血液脳関門におけるαシヌクレインの取り込み特性

• Published in: 日本薬理学会年会要旨集 p. 3-B-P-230
• Main Authors: 横谷, みき, 高田, 芙友子, 佐野, 和憲, 松本, 純一, 岩尾, 卓朗, 道具, 伸也
• Format: Journal Article
• Language: Japanese
• Published: 公益社団法人 日本薬理学会 2022
• Subjects: blood-brain barrier; endothelial cell; neurodegeneration; transporter
• ISSN: 2435-4953
• DOI: 10.1254/jpssuppl.96.0_3-B-P-230

Parkinson disease (PD) is characterized by widespread distribution of aggregated α-synuclein (α-Syn) protein in inclusions known as Lewy bodies. α-Syn is secreted from neurons and transferred to neighboring cells. This cell-to-cell transmission is thought to underlie the progress of PD. In addition, it is known that blood α-Syn levels in patients with PD are elevated and blood-borne α-Syn can penetrate into the brain across the blood-brain barrier (BBB).
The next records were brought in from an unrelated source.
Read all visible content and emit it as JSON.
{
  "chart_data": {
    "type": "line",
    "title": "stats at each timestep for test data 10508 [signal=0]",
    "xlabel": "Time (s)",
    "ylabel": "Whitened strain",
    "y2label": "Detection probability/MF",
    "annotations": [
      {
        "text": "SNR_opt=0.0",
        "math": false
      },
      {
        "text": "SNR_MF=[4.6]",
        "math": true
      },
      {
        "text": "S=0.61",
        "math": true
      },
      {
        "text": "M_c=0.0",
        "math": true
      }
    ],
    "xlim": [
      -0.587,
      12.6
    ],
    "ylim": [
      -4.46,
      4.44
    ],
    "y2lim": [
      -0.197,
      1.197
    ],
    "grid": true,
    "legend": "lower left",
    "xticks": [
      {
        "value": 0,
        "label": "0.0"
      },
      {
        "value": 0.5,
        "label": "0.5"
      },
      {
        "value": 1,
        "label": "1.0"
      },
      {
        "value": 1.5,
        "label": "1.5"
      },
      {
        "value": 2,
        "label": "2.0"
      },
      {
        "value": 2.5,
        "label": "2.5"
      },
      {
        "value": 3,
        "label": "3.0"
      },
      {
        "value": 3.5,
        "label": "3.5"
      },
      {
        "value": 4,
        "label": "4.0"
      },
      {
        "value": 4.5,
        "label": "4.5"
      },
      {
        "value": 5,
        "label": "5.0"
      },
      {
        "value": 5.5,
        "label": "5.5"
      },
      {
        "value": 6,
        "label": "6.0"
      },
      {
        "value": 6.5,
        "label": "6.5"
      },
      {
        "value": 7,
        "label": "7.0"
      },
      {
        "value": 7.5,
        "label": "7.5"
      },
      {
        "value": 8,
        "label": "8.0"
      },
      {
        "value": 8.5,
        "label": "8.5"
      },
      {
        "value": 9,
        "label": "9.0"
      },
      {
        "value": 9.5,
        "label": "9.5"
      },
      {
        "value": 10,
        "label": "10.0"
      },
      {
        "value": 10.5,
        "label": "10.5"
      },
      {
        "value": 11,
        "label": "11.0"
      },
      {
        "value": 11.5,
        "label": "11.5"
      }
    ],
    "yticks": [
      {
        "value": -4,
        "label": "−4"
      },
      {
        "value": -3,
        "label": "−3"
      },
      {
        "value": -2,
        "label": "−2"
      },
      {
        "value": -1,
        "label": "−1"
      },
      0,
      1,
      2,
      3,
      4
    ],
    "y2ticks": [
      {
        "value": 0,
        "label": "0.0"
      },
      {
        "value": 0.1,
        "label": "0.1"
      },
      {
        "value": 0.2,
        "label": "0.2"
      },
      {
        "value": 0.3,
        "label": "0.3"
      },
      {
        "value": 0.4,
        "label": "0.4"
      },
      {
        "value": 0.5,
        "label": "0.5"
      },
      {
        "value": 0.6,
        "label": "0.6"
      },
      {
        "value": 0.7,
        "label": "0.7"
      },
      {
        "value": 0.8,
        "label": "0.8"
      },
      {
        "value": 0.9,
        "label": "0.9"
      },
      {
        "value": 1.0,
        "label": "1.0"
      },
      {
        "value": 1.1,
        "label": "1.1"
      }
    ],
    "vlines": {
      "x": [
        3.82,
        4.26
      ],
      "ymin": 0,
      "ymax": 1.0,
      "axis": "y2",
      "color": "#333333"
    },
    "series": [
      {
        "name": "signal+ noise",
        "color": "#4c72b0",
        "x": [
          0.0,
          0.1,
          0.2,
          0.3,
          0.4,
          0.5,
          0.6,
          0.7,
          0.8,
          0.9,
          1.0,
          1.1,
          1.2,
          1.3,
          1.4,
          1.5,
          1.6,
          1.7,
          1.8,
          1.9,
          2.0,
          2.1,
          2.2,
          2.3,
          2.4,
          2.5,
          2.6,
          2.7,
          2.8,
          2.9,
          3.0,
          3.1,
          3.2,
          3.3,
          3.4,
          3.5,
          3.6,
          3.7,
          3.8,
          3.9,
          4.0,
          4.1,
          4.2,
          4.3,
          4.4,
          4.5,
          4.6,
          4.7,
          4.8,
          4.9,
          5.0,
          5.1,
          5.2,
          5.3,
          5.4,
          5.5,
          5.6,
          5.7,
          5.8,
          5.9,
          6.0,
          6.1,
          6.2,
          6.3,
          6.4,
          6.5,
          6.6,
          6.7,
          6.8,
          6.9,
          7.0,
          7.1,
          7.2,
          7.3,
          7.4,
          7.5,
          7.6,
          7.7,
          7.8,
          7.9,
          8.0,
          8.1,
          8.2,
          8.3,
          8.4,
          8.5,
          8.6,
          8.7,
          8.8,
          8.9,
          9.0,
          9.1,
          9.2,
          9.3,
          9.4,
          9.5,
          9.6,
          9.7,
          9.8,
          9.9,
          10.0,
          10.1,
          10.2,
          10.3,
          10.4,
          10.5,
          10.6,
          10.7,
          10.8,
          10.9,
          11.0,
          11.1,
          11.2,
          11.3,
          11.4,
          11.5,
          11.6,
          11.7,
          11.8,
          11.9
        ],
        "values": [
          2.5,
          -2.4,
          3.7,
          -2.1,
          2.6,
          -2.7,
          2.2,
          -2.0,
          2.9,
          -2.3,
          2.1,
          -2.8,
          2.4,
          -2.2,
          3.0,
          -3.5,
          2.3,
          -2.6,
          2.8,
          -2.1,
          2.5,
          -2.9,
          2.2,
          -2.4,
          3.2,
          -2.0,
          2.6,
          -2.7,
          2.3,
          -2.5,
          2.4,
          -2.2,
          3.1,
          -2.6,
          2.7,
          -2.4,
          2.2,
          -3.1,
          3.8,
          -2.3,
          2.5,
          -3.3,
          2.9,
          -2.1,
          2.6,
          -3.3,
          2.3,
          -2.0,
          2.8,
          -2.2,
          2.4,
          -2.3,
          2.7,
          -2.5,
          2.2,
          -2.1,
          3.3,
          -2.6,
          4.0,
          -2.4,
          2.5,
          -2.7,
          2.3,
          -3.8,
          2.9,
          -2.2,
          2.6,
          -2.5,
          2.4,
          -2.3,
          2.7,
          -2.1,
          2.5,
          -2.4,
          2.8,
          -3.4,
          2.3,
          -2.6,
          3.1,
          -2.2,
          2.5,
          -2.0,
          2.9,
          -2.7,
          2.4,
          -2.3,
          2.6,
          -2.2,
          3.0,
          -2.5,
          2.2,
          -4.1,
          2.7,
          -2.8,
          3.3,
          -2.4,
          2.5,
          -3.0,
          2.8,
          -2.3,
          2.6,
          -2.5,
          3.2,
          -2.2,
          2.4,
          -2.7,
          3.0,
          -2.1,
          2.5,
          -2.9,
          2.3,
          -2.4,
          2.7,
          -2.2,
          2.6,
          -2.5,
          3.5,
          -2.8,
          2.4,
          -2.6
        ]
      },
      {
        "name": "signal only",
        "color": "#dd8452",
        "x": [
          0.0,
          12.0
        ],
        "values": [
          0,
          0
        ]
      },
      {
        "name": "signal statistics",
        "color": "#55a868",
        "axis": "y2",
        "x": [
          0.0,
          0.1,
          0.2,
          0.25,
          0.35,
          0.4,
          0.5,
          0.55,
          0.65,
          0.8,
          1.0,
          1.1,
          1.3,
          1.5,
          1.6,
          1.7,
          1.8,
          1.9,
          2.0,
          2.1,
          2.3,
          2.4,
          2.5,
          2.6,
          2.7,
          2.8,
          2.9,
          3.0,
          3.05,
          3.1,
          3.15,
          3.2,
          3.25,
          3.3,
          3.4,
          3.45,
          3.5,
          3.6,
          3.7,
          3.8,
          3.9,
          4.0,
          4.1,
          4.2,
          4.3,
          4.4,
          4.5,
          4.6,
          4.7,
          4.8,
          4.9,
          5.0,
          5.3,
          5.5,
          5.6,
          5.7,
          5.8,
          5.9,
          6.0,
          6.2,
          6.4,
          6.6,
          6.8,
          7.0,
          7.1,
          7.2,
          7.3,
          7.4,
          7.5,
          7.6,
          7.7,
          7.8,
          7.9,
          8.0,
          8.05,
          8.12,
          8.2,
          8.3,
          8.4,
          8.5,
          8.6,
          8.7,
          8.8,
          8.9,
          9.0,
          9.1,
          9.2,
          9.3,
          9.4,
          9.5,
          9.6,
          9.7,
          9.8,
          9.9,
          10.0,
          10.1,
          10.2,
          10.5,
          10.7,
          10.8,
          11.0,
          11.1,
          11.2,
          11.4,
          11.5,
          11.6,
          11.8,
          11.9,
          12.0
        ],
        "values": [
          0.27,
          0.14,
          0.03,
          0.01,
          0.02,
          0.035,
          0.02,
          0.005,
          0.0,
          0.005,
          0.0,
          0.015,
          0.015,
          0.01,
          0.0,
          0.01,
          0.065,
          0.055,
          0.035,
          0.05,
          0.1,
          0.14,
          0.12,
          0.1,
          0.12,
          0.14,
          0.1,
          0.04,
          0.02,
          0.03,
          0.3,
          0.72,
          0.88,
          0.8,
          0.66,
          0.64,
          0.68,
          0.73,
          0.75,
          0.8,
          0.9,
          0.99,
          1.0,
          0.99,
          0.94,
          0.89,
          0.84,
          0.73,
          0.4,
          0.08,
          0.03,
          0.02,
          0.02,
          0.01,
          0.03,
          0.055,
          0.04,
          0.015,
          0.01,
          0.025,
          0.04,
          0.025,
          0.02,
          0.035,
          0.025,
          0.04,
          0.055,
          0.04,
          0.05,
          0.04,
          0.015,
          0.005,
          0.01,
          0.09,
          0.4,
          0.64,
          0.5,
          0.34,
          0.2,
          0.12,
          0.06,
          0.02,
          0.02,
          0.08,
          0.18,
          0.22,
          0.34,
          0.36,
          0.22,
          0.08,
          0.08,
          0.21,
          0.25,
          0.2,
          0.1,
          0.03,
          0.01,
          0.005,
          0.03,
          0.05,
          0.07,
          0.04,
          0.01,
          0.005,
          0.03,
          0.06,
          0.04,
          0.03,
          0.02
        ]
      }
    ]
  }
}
Therefore, another explanation for elevated brain levels of α-Syn is the increased transport of α-Syn from blood to brain across the BBB. Here, we investigated how monomeric α-Syn is taken up by brain endothelial cells which constitute the BBB. We assessed uptake of α-Syn by brain endothelial cells as cell/medium ratio using primary cultures of rat brain endothelial cells (RBECs). Increasing concentrations of α-Syn resulted in the increased cellular accumulation of α-Syn in RBECs. The cell/medium ratio did not show significant changes with the increased concentration of extracellular α-Syn ranging from 0.05 to 10 μg/mL, suggesting that α-Syn uptake by RBECs is independent of a saturable transport system. However, the α-Syn uptake by RBECs showed a temperature-dependent manner, suggesting that α-Syn uptake by RBECs is mediated by an energy-dependent transport system. This uptake was inhibited by mannan. These results suggest that α-Syn transport at the BBB would be mediated by a mannan-sensitive transport system including mannose receptor-mediated transcytosis.